ATHENS, Greece – A strong earthquake with a preliminary magnitude of at least 6.1 hit the western Greek island of Lefkada on Tuesday, killing two people and causing extensive damage to infrastructure and buildings on Lefkada and nearby islands.
The temblor was felt across western Greece, which is very earthquake-prone, with people on Lefkada and the nearby Ionian Sea island of Kefalonia rushing out onto the streets.
The Athens Geodynamic Institute said the undersea quake had a preliminary magnitude of 6.1 and occurred at 9:10 a.m. (0710 GMT) off Greece’s western mainland, about 300 kilometres (186 miles) west of Athens. The U.S. Geological Survey put the preliminary magnitude at 6.5. Different agencies often have varying preliminary magnitudes in the hours and sometimes days after a quake.
Greek authorities were struggling to assess the damage, their efforts hampered by landslides that blocked Lefkada’s network of narrow, mountainous roads.
The fire department said an 82-year-old woman was killed in the village of Athani when a wall collapsed on her. And a 69-year-old woman died in her home in another village when a boulder loosened by the earthquake tumbled down onto her house. Four people were hospitalized with non-life-threatening injuries.

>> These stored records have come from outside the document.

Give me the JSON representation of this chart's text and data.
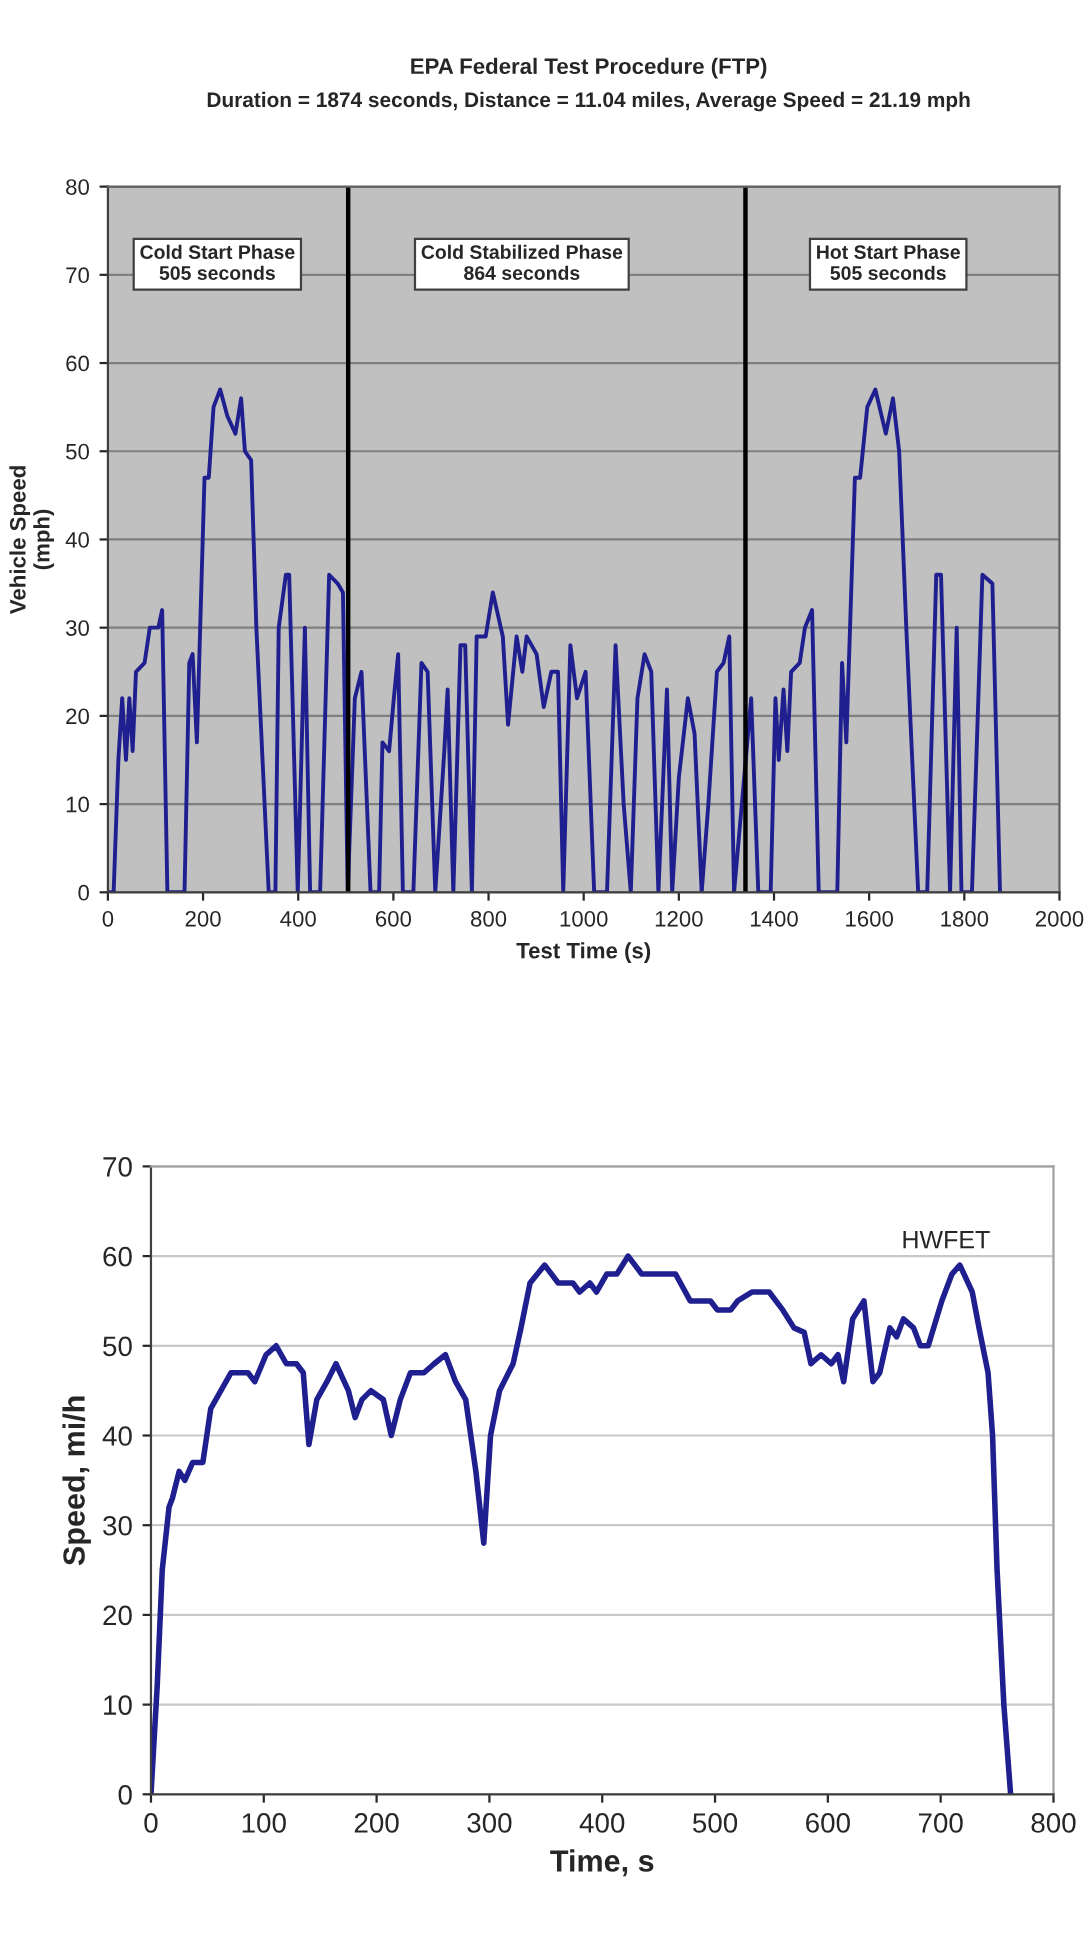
{
  "chart_data": [
    {
      "type": "line",
      "title": "EPA Federal Test Procedure (FTP)",
      "subtitle": "Duration = 1874 seconds, Distance = 11.04 miles, Average Speed = 21.19 mph",
      "xlabel": "Test Time (s)",
      "ylabel": "Vehicle Speed\n(mph)",
      "xlim": [
        0,
        2000
      ],
      "xticks": [
        0,
        200,
        400,
        600,
        800,
        1000,
        1200,
        1400,
        1600,
        1800,
        2000
      ],
      "ylim": [
        0,
        80
      ],
      "yticks": [
        0,
        10,
        20,
        30,
        40,
        50,
        60,
        70,
        80
      ],
      "grid": "y",
      "legend": false,
      "marker": "none",
      "line_style": "solid",
      "ref_lines": [
        {
          "axis": "x",
          "value": 505,
          "color": "#000000"
        },
        {
          "axis": "x",
          "value": 1340,
          "color": "#000000"
        }
      ],
      "annotations": [
        "Cold Start Phase\n505 seconds",
        "Cold Stabilized Phase\n864 seconds",
        "Hot Start Phase\n505 seconds"
      ],
      "series": [
        {
          "color": "#1f1f8f",
          "x": [
            0,
            12,
            22,
            30,
            38,
            45,
            52,
            59,
            77,
            88,
            106,
            114,
            125,
            161,
            171,
            178,
            187,
            203,
            212,
            222,
            236,
            251,
            268,
            280,
            288,
            301,
            312,
            338,
            352,
            359,
            374,
            381,
            399,
            414,
            425,
            446,
            465,
            483,
            494,
            504,
            519,
            533,
            552,
            570,
            577,
            591,
            601,
            610,
            620,
            642,
            659,
            672,
            688,
            707,
            714,
            726,
            741,
            751,
            765,
            775,
            794,
            809,
            830,
            841,
            859,
            871,
            880,
            901,
            916,
            932,
            946,
            957,
            972,
            986,
            1004,
            1022,
            1049,
            1067,
            1084,
            1099,
            1113,
            1128,
            1142,
            1157,
            1175,
            1186,
            1200,
            1219,
            1233,
            1248,
            1262,
            1280,
            1294,
            1306,
            1316,
            1352,
            1367,
            1393,
            1403,
            1410,
            1420,
            1428,
            1436,
            1454,
            1465,
            1480,
            1494,
            1533,
            1543,
            1552,
            1570,
            1581,
            1596,
            1613,
            1635,
            1650,
            1663,
            1678,
            1703,
            1722,
            1741,
            1751,
            1770,
            1784,
            1794,
            1816,
            1838,
            1859,
            1875
          ],
          "values": [
            0,
            0,
            15,
            22,
            15,
            22,
            16,
            25,
            26,
            30,
            30,
            32,
            0,
            0,
            26,
            27,
            17,
            47,
            47,
            55,
            57,
            54,
            52,
            56,
            50,
            49,
            30,
            0,
            0,
            30,
            36,
            36,
            0,
            30,
            0,
            0,
            36,
            35,
            34,
            0,
            22,
            25,
            0,
            0,
            17,
            16,
            22,
            27,
            0,
            0,
            26,
            25,
            0,
            16,
            23,
            0,
            28,
            28,
            0,
            29,
            29,
            34,
            29,
            19,
            29,
            25,
            29,
            27,
            21,
            25,
            25,
            0,
            28,
            22,
            25,
            0,
            0,
            28,
            10,
            0,
            22,
            27,
            25,
            0,
            23,
            0,
            13,
            22,
            18,
            0,
            10,
            25,
            26,
            29,
            0,
            22,
            0,
            0,
            22,
            15,
            23,
            16,
            25,
            26,
            30,
            32,
            0,
            0,
            26,
            17,
            47,
            47,
            55,
            57,
            52,
            56,
            50,
            30,
            0,
            0,
            36,
            36,
            0,
            30,
            0,
            0,
            36,
            35,
            0
          ]
        }
      ]
    },
    {
      "type": "line",
      "xlabel": "Time, s",
      "ylabel": "Speed, mi/h",
      "xlim": [
        0,
        800
      ],
      "xticks": [
        0,
        100,
        200,
        300,
        400,
        500,
        600,
        700,
        800
      ],
      "ylim": [
        0,
        70
      ],
      "yticks": [
        0,
        10,
        20,
        30,
        40,
        50,
        60,
        70
      ],
      "grid": "y",
      "legend": false,
      "marker": "none",
      "line_style": "solid",
      "annotations": [
        "HWFET"
      ],
      "series": [
        {
          "color": "#1f1f8f",
          "x": [
            0,
            5.5,
            10,
            16,
            19,
            25,
            30,
            37,
            46,
            53,
            62,
            71,
            77,
            86,
            92,
            102,
            111,
            120,
            129,
            135,
            140,
            147,
            156,
            164,
            175,
            181,
            187,
            195,
            206,
            213,
            221,
            230,
            242,
            251,
            261,
            270,
            279,
            288,
            295,
            301,
            309,
            321,
            328,
            336,
            349,
            361,
            374,
            380,
            389,
            395,
            404,
            413,
            423,
            435,
            453,
            465,
            478,
            496,
            502,
            514,
            520,
            533,
            548,
            560,
            570,
            579,
            585,
            594,
            603,
            609,
            614,
            622,
            632,
            640,
            646,
            655,
            661,
            667,
            676,
            682,
            689,
            701,
            710,
            717,
            728,
            734,
            742,
            746,
            750,
            756,
            762
          ],
          "values": [
            0,
            12,
            25,
            32,
            33,
            36,
            35,
            37,
            37,
            43,
            45,
            47,
            47,
            47,
            46,
            49,
            50,
            48,
            48,
            47,
            39,
            44,
            46,
            48,
            45,
            42,
            44,
            45,
            44,
            40,
            44,
            47,
            47,
            48,
            49,
            46,
            44,
            36,
            28,
            40,
            45,
            48,
            52,
            57,
            59,
            57,
            57,
            56,
            57,
            56,
            58,
            58,
            60,
            58,
            58,
            58,
            55,
            55,
            54,
            54,
            55,
            56,
            56,
            54,
            52,
            51.5,
            48,
            49,
            48,
            49,
            46,
            53,
            55,
            46,
            47,
            52,
            51,
            53,
            52,
            50,
            50,
            55,
            58,
            59,
            56,
            52,
            47,
            40,
            25,
            10,
            0
          ]
        }
      ]
    }
  ]
}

State ERT TV said part of the harbour of Vassiliki in the worst-hit southwestern part of the island was submerged in the sea. Schools were shut on both Lefkada and Kefalonia as a precaution.
Authorities said several houses were badly damaged on Kefalonia and another nearby island, Ithaca.
Aftershocks were also hitting the area – including one with a 5.2 magnitude more than an hour after the main quake – and Ionian Islands regional governor Theodoros Galiatsatos called on residents to avoid any structures that appeared damaged until authorities could assess their safety.
Earthquakes are common in Greece, which is one of the world’s most seismically active areas, though serious injuries and deaths are rare. A severe quake near Athens in 1999 killed 143 people, and caused extensive damage through the Greek capital.
The Ionian is particularly seismically active, and new buildings on the area’s islands are constructed to strict anti-seismic standards. Kefalonia was struck by a series of strong earthquakes, two of them with magnitudes of around 6, in January 2014, causing damage and minor injuries but no fatalities.
Those temblors awakened memories of catastrophic 1953 quakes that flattened nearly all the island’s structures, killing hundreds of people.